Aurelie Sheehan writes with delicate, lyrical precision, her characters are memorable and three-dimensional, her sense of time and place imbues every page... and if she’d shown the tiniest bit of self-restraint, her book History Lesson for Girls could have been great.
The year is 1975, and thirteen-year-old Alison Glass has just moved to Weston, Connecticut, with her bohemian parents, her horse, Jazz, and the socially crippling back brace she has to wear for her scoliosis. Alison tumbles into an intense friendship with popular, fierce Kate Hamilton, daughter of the town’s richest New Age guru. Bonding over their shared love of horses, Kate and Alison’s friendship carries them through some very difficult times—but, in the end, their relationship isn’t strong enough to save them both.
History Lesson for Girls is a virtual parade of melodrama. There’s child abuse, drug abuse, date rape, failing marriages, school bullying, murdered animals, and suicidal kids. There are tragedies large and small: Kate's abusive, drug-addled father shoots her horse, and our heroine spends the night of the school dance watching Hawaii Five-O with her dad. No tearjerker stone is left unturned—and after a while, the relentless suffering gets more than a little ludicrous. Sure, these were the reckless, crazy seventies, but did everything have to go wrong for these kids? Did Sheehan have some kind of master list of childhood trauma she was checking off?
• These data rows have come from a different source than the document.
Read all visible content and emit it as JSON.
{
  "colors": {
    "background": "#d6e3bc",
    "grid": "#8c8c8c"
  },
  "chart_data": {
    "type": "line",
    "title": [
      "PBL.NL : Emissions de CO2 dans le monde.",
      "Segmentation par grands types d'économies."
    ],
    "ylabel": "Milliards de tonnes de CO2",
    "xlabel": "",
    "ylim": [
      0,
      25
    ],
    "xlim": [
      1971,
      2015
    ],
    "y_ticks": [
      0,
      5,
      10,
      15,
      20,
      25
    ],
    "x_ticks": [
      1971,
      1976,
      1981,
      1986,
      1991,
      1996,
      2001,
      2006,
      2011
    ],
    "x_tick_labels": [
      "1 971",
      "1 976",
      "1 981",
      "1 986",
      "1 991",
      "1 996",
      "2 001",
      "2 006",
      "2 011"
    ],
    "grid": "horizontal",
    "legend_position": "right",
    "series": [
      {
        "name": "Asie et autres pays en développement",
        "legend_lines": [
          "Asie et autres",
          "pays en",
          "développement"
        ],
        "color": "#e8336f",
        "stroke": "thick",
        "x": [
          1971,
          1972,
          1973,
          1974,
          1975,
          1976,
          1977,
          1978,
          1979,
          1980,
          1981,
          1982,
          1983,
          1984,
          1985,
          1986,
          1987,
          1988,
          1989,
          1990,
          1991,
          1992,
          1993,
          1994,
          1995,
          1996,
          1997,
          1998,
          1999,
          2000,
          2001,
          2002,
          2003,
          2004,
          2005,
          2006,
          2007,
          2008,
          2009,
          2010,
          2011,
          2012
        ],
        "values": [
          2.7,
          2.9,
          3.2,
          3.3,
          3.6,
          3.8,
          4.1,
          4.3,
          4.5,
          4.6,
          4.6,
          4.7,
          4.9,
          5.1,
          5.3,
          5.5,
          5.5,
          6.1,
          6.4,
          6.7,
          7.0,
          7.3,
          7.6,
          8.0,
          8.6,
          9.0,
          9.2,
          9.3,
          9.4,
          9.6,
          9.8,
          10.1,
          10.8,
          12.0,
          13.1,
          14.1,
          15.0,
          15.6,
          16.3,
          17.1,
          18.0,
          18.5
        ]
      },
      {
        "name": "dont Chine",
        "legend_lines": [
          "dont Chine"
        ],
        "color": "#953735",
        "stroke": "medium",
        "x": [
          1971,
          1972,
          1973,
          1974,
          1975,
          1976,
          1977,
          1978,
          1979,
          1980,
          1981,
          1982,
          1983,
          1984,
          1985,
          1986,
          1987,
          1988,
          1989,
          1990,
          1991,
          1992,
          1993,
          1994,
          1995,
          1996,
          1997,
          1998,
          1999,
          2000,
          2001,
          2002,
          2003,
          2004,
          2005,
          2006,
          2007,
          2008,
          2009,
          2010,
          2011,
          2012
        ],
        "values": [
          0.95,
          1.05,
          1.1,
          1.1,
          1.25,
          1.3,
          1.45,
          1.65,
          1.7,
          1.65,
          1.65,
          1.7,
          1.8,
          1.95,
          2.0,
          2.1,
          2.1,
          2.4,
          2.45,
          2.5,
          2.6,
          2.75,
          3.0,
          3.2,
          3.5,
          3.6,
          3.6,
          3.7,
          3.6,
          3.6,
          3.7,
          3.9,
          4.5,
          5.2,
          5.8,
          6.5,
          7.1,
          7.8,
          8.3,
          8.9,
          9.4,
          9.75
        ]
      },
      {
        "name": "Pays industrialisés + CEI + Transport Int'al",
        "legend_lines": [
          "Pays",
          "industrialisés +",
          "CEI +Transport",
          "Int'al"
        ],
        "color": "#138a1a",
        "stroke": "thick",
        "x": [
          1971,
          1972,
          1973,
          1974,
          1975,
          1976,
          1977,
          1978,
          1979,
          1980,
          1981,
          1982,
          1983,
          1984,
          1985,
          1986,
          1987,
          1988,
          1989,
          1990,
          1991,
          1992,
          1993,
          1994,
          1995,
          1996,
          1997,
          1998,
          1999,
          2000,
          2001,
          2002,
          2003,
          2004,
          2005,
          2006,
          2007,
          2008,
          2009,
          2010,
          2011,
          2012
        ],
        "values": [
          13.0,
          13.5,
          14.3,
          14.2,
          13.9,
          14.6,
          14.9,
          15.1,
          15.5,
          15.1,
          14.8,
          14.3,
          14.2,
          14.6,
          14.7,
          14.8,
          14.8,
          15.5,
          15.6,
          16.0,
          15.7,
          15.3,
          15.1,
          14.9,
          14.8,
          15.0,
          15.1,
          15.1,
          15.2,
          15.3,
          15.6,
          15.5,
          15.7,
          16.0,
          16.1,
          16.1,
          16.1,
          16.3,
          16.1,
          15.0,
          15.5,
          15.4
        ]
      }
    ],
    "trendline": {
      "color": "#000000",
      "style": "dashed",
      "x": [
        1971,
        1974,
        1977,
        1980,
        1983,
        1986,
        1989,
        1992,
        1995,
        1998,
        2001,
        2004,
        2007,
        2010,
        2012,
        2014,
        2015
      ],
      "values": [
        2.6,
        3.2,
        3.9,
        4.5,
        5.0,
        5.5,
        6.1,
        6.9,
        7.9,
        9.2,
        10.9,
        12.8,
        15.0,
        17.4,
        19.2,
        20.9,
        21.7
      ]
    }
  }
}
I have read (and loved) other depressing-but-beautifully-written coming of age stories set in the seventies, but Sheehan’s book won’t be finding a place of honor on my bookshelf next to The Dangerous Lives of Altar Boys and Madeleine L’Engle’s Austin Family books. Ms. Sheehan is a gifted writer, but her book would have really benefited from an adaptation of Coco Chanel’s famous advice about accessories: take out one tragedy before leaving the house.